DUBAI (Reuters) - An Iranian poet detained on Friday on arrival back in Tehran has been released on bail after being informed she had been convicted and sentenced in absentia on charges related to her cultural activities, a relative told Reuters on Sunday.
Hila Sedighi was arrested at Tehran’s Imam Khomeini Airport as she returned from the United Arab Emirates, where she has been living with her husband for the past three years.
Her arrest was the latest in a series of arrests of artists, journalists and U.S. citizens as part of a crackdown on what authorities have called Western “infiltration”.
The clampdown follows a nuclear deal Iran signed with world powers in July, which hardliners fear may open Iranian society to what they see as corrupting Western influences.
The relative, who asked not to be identified, said Hila visited Iran regularly and was shocked to hear she had been sentenced in absentia. She has lodged an appeal against the conviction. Iranian officials have not commented on Sedighi’s case. She was sentenced by a court dealing with media and cultural issues, the relative said. Sedighi’s passport was confiscated on her arrival.
Sedighi was awarded the Hellman/Hammett prize for free expression by Human Rights Watch in 2012. Another Iranian recipient of that prize, journalist Isa Saharkhiz, was arrested in November.
Dozens of journalists, activists and artists have been arrested on charges such as publishing “propaganda” since October in an apparent crackdown on free expression and dissent ahead of next month’s election of a parliament and an assembly that will choose the Supreme Leader’s successor.
Hila Sedighi backed a reformist candidate in 2009’s disputed presidential election and one of her poems was used as a campaign slogan by Mirhossein Mousavi, who is now under house arrest.
After hardline incumbent Mahmoud Ahmadinejad was announced the winner of the election, demonstrators took to the streets claiming the election was fraudulent. Sedighi recited poetry at the protests.
She was interrogated by the Intelligence Ministry a few times.

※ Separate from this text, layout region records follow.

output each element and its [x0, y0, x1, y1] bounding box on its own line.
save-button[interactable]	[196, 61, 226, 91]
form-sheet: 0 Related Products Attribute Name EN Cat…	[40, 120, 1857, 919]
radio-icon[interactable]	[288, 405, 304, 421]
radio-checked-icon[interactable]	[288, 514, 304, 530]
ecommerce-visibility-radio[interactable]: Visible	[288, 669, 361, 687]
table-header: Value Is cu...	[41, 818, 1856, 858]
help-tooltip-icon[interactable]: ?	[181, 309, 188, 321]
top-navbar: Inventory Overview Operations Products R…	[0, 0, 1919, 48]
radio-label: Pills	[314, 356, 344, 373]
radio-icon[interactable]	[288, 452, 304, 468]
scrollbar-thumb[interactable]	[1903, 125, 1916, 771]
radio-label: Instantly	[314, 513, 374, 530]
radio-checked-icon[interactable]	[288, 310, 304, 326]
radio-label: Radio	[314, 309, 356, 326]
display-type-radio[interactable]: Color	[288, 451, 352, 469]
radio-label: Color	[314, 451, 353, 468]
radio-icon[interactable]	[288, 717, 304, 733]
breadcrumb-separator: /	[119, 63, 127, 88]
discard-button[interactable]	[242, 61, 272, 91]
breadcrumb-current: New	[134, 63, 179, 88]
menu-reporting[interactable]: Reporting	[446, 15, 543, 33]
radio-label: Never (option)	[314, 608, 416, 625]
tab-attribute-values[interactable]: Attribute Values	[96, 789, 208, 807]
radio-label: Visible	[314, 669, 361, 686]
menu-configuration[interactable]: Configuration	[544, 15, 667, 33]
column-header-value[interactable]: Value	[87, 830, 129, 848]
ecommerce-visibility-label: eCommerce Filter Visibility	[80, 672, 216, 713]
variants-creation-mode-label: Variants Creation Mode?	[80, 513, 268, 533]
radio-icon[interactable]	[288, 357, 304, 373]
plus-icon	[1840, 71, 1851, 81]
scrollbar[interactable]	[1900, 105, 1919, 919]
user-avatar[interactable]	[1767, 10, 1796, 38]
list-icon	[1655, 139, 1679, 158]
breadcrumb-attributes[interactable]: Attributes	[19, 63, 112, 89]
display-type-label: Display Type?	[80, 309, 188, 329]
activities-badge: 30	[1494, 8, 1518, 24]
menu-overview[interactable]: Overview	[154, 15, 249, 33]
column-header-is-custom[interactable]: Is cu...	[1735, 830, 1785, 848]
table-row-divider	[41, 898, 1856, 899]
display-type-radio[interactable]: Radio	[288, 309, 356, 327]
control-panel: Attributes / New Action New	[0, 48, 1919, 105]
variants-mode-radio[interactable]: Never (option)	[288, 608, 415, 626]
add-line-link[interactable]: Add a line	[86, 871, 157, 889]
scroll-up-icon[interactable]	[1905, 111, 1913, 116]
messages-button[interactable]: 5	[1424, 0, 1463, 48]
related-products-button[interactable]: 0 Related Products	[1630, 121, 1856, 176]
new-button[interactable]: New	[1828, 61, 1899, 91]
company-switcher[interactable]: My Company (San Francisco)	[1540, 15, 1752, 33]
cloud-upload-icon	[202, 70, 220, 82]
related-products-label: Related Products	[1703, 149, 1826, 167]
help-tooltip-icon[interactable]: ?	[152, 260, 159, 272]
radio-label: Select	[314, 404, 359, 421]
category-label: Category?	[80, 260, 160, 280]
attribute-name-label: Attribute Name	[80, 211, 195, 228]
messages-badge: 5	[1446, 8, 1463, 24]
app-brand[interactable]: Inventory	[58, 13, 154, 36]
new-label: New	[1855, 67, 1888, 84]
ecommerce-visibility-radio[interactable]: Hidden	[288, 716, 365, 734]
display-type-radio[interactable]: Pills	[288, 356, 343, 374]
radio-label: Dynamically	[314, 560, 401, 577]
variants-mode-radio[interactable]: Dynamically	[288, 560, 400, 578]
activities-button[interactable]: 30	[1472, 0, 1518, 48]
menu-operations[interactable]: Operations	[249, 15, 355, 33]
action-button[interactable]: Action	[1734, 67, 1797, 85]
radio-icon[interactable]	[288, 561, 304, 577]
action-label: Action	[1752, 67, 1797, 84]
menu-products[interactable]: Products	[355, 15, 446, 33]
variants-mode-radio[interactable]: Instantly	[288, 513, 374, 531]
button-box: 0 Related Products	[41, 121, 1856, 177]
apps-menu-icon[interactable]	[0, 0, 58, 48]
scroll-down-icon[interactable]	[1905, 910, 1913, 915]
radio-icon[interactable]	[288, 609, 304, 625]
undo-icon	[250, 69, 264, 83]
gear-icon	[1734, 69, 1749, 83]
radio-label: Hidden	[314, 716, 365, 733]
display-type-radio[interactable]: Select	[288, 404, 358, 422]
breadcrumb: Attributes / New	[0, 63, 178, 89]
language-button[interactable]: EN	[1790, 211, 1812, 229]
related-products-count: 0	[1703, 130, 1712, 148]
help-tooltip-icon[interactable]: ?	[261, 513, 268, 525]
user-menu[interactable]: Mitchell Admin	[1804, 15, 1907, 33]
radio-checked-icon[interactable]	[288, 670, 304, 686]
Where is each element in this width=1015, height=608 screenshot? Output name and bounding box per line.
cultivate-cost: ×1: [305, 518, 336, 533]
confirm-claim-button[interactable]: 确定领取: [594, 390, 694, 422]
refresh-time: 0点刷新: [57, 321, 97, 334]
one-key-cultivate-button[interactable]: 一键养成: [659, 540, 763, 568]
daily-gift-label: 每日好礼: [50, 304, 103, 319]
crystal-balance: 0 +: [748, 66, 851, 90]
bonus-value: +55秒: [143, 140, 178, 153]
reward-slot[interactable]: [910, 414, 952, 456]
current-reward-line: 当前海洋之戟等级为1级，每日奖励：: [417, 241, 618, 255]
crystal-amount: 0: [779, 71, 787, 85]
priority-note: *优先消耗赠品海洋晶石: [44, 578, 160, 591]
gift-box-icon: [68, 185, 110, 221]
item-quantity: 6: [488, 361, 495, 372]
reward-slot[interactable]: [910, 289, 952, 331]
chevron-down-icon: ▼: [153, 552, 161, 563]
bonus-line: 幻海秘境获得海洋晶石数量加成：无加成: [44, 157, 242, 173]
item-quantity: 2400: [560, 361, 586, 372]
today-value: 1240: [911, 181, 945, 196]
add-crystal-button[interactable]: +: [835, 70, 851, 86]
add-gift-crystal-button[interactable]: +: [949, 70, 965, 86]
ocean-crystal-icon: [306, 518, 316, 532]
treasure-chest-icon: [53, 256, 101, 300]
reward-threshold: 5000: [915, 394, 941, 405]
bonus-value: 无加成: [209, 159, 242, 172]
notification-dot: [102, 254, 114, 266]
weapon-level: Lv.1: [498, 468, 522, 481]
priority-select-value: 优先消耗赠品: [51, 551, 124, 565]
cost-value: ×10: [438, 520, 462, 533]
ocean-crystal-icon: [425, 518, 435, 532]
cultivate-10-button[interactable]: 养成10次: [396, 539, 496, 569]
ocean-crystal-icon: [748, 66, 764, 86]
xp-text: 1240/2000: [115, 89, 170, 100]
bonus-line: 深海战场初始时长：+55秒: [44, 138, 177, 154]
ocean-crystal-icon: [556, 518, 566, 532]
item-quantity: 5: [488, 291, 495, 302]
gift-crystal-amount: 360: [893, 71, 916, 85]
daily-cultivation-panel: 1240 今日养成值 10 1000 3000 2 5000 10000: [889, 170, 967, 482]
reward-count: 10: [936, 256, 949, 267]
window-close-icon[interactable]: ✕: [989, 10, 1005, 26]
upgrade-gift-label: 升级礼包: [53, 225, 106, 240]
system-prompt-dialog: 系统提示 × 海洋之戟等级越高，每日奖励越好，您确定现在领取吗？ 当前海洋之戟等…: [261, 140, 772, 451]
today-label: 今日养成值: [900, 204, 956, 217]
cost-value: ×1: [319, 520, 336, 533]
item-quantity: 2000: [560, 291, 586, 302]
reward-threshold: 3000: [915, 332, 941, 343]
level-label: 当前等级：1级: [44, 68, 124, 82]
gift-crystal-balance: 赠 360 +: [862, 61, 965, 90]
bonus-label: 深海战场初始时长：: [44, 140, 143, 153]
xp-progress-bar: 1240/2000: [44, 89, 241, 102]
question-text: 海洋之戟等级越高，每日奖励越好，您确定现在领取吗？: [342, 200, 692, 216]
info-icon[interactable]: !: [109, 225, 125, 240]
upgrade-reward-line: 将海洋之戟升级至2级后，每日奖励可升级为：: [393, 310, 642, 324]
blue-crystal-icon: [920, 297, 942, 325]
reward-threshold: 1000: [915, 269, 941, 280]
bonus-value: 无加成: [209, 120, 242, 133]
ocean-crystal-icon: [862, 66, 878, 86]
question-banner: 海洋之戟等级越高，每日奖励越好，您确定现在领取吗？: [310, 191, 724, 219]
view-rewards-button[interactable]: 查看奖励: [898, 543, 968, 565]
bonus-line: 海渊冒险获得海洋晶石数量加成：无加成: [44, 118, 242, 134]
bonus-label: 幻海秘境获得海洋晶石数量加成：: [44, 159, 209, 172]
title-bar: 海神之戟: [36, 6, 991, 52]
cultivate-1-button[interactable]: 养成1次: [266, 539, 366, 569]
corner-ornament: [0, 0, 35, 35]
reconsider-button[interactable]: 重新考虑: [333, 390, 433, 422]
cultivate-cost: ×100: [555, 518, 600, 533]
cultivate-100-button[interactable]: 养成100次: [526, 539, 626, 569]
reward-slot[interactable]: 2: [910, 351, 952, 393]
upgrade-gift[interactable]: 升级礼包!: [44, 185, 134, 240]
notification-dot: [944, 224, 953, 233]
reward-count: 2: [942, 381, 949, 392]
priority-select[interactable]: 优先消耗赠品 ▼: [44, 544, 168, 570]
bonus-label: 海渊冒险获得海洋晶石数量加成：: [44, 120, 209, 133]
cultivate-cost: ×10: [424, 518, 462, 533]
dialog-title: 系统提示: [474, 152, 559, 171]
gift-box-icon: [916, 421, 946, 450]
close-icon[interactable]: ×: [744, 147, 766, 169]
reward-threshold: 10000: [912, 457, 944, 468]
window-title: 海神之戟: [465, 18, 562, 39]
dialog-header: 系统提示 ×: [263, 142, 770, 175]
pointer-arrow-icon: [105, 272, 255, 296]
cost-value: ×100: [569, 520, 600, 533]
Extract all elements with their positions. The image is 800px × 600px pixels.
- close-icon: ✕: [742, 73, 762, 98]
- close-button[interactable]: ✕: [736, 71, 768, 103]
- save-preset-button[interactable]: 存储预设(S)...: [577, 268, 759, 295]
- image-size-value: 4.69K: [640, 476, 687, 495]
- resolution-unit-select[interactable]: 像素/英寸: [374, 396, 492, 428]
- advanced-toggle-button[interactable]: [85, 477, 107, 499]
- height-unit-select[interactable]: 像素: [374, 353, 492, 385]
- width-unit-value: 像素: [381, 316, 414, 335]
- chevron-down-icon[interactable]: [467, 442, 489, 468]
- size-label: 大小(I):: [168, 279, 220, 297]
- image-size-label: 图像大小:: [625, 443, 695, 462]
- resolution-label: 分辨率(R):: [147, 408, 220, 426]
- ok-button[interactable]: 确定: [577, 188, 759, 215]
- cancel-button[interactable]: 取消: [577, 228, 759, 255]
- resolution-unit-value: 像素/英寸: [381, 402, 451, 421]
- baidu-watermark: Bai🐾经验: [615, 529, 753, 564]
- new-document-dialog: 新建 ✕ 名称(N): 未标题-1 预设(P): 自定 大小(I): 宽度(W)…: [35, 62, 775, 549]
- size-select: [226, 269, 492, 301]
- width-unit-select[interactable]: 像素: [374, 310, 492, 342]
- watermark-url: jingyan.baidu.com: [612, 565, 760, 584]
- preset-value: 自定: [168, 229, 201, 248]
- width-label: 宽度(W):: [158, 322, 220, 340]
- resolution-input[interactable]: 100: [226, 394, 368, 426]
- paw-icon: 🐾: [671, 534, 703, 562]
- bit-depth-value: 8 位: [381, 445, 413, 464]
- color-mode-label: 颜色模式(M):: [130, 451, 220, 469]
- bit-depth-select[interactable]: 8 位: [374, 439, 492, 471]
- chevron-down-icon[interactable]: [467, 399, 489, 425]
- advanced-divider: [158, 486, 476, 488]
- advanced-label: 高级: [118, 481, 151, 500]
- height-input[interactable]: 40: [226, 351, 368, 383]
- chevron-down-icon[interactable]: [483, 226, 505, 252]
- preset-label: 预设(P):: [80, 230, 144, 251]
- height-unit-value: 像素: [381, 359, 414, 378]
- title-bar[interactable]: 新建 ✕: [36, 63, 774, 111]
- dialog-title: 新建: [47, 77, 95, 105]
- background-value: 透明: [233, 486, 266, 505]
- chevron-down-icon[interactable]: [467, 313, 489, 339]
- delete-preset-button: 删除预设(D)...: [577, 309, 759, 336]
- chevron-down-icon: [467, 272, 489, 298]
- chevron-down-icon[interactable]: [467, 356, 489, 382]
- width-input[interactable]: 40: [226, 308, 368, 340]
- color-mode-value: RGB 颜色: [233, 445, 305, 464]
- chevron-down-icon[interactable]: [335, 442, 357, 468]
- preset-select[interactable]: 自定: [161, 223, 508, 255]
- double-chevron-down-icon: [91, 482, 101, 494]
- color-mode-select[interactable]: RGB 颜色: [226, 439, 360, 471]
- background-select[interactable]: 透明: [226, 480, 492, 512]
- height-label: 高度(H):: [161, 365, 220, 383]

In 2011 a Revolutionary Court convicted Sedighi to four months in prison, although the sentence was suspended for five years.
In a note published on her Facebook page on Sunday, Sedighi complained about the way she has been “treated and transferred in a cage like criminals” and that she had spent one night “in Shapour detention center where dangerous prisoners are being held”.
She wrote she had been put in a small cell next to eight prisoners “who were showing the most shameless behavior”.